Going to move some other performance testing over to https://github.com/geerlingguy/sbc-reviews/issues/21
Hi @geerlingguy, I'm running through your steps and I think we also need to add numa=fake=4
to the cmdline.txt.
@will127534 - heh... as I was writing up a bit of a post on this... I realized that exact step was missing. I'm going to re-test now. Adding numa=fake=4
to /boot/firmware/config.txt
and rebooting, I now see:
pi@pi5:~ $ dmesg
...
[ 0.000000] NUMA: No NUMA configuration found
[ 0.000000] Faking a node at [mem 0x0000000000000000-0x000000007fffffff]
[ 0.000000] Faking a node at [mem 0x0000000080000000-0x00000000ffffffff]
[ 0.000000] Faking a node at [mem 0x0000000100000000-0x000000017fffffff]
[ 0.000000] Faking a node at [mem 0x0000000180000000-0x00000001ffffffff]
...
[ 0.000000] Kernel command line: reboot=w coherent_pool=1M 8250.nr_uarts=1 pci=pcie_bus_safe smsc95xx.macaddr=D8:3A:DD:84:FB:3A vc_mem.mem_base=0x3fc00000 vc_mem.mem_size=0x40000000 console=ttyAMA10,115200 console=tty1 root=PARTUUID=9f1af6e7-02 rootfstype=ext4 fsck.repair=yes numa=fake=4 rootwait
Run with: numactl --interleave=all ./geekbench6
— installed with sudo apt install -y numactl
.
Type | Run 1 | Run 2 | Run 3 | Average |
---|---|---|---|---|
Single | 854 | 853 | 851 | 853 |
Multi | 1949 | 1947 | 1936 | 1944 |
Link | result | result | result | - |
Single core: 6.29% faster Multicore: 12.05% faster
Modified main.yml
playbook mpirun
command to have prepended numactl --interleave=all
.
Stat | Run 1 | Run 2 | Run 3 | Average |
---|---|---|---|---|
Power (avg) | 12.0W | 12.1W | 12.0W | 12.0W |
Result | 33.204 Gflops | 33.194 Gflops | 33.143 Gflops | 33.180 Gflops |
Efficiency | 2.78 Gflops/W | 2.74 Gflops/W | 2.76 Gflops/W | 2.76 Gflops/W |
Result: 14.85% faster Efficiency: 8% more efficient
I would like to see if the NUMA patch here: https://lore.kernel.org/lkml/20240625125803.38038-1-tursulin@igalia.com/ — has any bearing on HPL performance and/or efficiency scores. Especially if it's reproducible and significant.

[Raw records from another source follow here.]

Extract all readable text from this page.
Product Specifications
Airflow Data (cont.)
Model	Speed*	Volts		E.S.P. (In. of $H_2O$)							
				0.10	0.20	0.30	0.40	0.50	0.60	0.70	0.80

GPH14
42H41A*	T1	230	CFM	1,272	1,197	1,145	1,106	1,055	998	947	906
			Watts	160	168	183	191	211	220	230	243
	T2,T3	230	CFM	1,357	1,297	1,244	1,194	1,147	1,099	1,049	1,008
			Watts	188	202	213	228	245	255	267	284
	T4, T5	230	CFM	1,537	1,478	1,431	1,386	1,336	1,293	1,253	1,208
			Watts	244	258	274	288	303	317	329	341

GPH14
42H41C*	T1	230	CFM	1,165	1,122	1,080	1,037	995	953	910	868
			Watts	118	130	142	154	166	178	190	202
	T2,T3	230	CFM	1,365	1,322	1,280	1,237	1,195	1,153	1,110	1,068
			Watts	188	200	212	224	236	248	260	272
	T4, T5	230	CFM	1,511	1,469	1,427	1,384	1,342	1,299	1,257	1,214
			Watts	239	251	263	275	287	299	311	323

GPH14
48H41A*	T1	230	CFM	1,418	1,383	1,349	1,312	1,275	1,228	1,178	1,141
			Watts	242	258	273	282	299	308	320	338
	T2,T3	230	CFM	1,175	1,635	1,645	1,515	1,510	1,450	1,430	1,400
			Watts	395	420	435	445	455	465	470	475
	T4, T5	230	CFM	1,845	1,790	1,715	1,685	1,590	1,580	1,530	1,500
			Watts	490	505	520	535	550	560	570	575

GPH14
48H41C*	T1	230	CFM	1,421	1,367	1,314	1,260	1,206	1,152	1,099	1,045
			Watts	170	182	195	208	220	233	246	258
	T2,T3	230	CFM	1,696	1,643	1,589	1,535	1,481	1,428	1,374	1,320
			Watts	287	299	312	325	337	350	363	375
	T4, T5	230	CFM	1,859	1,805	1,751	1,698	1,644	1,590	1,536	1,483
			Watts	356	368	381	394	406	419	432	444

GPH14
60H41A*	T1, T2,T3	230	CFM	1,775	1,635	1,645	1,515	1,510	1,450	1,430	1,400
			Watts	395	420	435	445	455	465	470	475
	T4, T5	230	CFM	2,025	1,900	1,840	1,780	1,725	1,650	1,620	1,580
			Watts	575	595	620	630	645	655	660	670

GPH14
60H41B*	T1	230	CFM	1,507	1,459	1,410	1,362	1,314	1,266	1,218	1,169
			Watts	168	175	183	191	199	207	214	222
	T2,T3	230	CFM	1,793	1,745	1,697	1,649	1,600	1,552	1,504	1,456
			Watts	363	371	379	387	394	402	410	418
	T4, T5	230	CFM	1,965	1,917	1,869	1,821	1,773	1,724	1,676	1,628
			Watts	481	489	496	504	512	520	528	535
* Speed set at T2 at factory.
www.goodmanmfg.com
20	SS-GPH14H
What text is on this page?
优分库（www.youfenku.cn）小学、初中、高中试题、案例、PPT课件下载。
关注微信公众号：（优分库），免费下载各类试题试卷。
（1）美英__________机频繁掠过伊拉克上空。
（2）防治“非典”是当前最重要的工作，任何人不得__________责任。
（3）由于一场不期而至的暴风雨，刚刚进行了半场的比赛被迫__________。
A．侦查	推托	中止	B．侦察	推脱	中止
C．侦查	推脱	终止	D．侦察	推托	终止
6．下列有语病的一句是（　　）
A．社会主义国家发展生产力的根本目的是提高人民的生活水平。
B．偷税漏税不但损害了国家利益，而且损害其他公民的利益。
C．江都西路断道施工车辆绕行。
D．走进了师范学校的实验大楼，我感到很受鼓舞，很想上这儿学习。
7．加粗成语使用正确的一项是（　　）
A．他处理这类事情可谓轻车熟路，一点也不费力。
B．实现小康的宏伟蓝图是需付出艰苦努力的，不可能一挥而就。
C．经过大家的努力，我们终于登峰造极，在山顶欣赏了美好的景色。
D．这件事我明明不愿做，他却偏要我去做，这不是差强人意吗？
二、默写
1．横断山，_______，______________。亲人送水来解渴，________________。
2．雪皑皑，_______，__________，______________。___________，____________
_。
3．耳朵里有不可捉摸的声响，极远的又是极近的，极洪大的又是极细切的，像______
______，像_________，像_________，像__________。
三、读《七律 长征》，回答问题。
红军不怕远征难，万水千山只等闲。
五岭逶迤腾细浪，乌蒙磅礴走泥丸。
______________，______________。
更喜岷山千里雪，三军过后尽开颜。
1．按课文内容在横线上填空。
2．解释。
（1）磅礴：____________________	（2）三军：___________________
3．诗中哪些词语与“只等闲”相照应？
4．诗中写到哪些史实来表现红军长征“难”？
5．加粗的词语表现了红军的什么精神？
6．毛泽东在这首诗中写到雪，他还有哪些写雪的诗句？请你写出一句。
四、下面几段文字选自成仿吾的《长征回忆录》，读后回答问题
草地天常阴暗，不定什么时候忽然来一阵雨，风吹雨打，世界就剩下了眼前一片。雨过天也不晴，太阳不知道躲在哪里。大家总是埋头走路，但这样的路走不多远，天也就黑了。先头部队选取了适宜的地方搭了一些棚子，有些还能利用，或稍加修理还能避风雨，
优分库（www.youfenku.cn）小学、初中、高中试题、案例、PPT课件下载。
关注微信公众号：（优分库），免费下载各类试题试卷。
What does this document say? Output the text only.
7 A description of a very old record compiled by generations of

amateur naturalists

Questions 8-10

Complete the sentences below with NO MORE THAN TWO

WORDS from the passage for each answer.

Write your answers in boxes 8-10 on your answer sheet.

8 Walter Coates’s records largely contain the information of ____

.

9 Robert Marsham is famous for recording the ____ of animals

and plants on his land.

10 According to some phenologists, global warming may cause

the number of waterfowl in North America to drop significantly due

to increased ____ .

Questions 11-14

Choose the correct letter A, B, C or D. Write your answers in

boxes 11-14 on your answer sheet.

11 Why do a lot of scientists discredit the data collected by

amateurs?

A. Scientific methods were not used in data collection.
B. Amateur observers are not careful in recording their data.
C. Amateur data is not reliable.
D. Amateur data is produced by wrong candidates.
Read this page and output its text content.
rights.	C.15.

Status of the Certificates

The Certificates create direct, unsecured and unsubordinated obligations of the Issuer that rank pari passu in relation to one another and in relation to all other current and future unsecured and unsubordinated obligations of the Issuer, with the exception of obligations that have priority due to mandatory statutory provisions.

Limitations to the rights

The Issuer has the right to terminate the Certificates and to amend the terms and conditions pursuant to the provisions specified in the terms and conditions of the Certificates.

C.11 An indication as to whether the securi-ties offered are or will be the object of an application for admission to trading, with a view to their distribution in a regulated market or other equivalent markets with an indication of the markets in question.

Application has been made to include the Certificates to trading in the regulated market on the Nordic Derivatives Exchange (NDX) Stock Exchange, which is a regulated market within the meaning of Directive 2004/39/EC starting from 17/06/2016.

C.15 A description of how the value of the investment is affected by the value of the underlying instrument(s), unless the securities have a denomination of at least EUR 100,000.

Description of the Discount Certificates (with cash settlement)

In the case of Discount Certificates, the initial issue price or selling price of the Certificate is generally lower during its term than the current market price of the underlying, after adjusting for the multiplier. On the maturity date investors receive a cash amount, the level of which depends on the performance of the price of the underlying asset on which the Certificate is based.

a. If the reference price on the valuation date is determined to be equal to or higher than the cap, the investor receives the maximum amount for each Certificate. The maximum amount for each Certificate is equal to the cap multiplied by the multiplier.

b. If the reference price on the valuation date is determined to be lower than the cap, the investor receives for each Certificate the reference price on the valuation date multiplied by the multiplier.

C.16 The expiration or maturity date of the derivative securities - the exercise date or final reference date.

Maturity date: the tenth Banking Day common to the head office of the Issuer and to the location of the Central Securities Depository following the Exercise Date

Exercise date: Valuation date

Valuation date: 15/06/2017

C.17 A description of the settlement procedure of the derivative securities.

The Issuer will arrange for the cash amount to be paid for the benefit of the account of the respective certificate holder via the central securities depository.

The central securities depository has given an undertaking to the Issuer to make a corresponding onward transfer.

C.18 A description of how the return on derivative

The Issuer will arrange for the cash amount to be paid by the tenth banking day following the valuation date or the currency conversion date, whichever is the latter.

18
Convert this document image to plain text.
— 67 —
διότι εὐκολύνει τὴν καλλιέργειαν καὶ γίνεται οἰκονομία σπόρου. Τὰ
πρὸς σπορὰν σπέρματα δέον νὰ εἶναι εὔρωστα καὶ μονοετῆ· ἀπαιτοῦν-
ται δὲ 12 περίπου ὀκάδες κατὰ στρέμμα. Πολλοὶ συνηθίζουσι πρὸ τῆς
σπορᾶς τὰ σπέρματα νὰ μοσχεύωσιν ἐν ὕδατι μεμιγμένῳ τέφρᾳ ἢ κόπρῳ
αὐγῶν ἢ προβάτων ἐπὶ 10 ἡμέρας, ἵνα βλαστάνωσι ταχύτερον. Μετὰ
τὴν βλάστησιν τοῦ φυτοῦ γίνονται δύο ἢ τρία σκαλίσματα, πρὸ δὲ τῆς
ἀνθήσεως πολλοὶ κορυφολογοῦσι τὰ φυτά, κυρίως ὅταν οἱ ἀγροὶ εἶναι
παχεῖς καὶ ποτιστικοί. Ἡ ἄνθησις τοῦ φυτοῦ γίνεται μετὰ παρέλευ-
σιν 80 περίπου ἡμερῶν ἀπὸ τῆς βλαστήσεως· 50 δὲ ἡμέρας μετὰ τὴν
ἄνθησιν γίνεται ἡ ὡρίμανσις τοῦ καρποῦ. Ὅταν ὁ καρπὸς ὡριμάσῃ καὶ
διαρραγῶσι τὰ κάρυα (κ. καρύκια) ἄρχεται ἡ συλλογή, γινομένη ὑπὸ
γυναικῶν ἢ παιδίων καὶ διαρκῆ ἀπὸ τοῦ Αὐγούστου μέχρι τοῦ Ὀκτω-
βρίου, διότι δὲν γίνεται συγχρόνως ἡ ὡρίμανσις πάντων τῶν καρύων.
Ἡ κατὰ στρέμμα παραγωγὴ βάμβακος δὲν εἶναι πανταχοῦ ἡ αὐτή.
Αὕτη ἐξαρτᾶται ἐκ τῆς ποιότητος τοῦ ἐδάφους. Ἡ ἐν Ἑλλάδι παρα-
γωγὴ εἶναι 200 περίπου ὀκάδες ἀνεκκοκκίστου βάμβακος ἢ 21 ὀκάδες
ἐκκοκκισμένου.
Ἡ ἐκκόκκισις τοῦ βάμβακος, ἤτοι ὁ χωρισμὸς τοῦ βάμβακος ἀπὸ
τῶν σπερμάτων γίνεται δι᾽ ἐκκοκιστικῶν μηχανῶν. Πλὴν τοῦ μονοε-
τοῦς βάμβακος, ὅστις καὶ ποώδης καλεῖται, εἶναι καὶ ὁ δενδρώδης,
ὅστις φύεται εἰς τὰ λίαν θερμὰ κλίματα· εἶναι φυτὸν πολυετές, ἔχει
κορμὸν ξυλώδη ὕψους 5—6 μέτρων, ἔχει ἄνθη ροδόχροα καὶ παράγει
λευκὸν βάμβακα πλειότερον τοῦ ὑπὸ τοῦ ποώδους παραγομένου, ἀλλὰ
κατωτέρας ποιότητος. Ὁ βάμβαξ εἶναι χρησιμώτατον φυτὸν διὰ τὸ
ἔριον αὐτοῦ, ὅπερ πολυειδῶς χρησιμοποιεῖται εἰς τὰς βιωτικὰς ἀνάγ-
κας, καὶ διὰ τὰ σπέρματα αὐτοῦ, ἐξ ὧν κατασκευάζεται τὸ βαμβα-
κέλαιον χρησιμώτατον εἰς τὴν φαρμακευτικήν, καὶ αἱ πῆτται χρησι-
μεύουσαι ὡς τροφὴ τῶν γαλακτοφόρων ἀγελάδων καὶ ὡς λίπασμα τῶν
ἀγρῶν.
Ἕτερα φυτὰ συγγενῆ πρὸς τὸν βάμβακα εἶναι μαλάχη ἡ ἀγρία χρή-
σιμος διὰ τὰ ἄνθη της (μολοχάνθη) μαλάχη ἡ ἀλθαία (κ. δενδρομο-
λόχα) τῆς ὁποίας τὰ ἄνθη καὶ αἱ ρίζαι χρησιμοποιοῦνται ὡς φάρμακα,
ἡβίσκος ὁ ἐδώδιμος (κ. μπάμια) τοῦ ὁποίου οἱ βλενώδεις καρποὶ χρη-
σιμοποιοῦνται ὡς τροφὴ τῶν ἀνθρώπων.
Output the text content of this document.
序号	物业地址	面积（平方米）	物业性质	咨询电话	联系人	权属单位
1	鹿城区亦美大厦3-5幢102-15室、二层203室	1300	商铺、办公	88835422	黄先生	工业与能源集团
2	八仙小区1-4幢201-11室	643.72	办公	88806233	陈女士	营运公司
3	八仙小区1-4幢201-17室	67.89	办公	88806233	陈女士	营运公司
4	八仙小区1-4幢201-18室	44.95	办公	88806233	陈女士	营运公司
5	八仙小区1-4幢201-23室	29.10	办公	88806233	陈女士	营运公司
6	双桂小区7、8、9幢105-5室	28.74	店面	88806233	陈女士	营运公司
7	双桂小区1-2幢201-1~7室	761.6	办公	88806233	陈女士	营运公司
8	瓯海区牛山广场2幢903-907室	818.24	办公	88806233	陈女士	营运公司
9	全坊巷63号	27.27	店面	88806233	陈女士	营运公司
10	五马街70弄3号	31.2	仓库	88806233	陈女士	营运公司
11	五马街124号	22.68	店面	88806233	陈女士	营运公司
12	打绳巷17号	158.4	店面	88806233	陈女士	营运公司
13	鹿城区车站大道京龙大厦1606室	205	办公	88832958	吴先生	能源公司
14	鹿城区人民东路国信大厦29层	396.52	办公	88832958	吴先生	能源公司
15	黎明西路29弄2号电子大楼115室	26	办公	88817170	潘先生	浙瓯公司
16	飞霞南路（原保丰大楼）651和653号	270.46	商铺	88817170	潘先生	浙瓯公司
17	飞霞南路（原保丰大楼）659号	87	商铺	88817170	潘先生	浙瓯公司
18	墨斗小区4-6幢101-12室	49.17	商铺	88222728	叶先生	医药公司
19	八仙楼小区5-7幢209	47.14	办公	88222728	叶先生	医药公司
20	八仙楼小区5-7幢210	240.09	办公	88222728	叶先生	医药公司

The stated numbers for Geekbench 6 are 5-ish and 20-ish percent improvements for single/multicore. I would like to see if there's any impact for HPL (which is inherently multicore, and very RAM-speed-dependent). Also measure the power usage to see if this affects power draw positively, negatively, or not at all.
NOTE: I'm testing with an 8GB Raspberry Pi 5. Default clocks, Raspberry Pi 5 Active Cooler, ambient temperature 80°F/26.7°C.